Prep Time 10 minutes
Cook Time 20 minutes
Total Time 30 minutes
Servings 2
Calories 122kcal


  • 1 Russet potato about 1 pound
  • 1 cup cooked farro
  • 1 Tablespoon chopped fresh chives plus more for garnish
  • 2 salmon filets about 6 ounces each
  • 2 Tablespoons lemon curd plus more for serving
  • olive oil for frying
  • salt and pepper


  • Heat your oven to 400ºF. Line a baking sheet with foil for easy cleanup.
  • Shred the potato into a mixing bowl and season with salt and pepper. Let sit 5 minutes to help release some liquid. Using your hands, squeeze as much moisture out of the potatoes as you can and transfer them to a second bowl. Stir in the farro and chopped chives.
  • Heat a heavy skillet over medium heat. Add enough oil so that it comes to a depth of about 1/8-inch. When the oil is hot. Drop handfuls of potatoes into the pan to create 4-inch rounds that are about 1/4 inch thick. Cook for 6 minutes, or until the bottom is golden brown and the top begins to look opaque. Use a spatula to flip, then cook another 4-6 minutes on the second side. Remove from the pan and drain on paper towels.

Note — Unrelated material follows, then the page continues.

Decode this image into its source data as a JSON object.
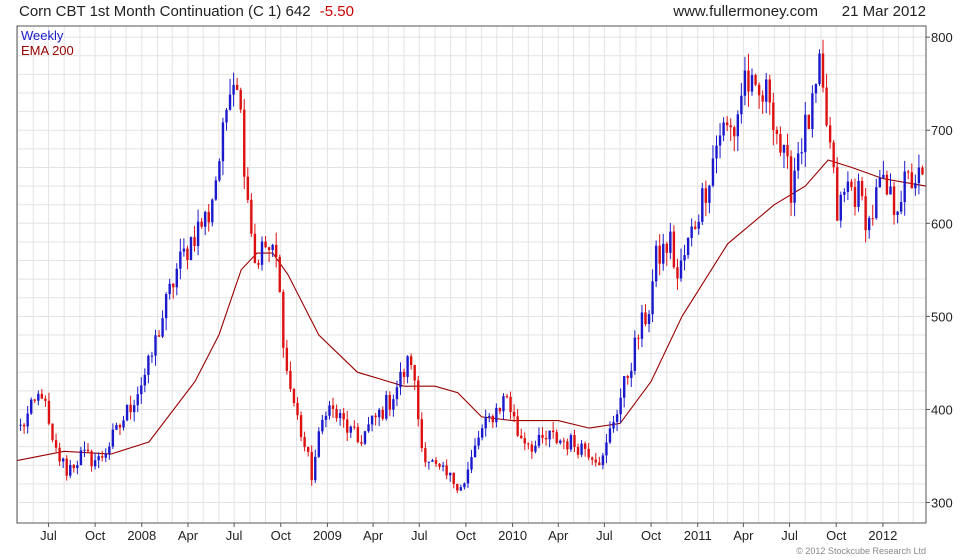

  • Place the salmon skin-side down onto a baking sheet. Spread each filet with 1 tablespoon of lemon curd; season with salt and pepper. Bake 12-15 minutes, or until cooked to your liking.
  • Remove the salmon from the oven and garnish with chopped chives, if desired. Serve with additional lemon curd and the potato-farro rosti.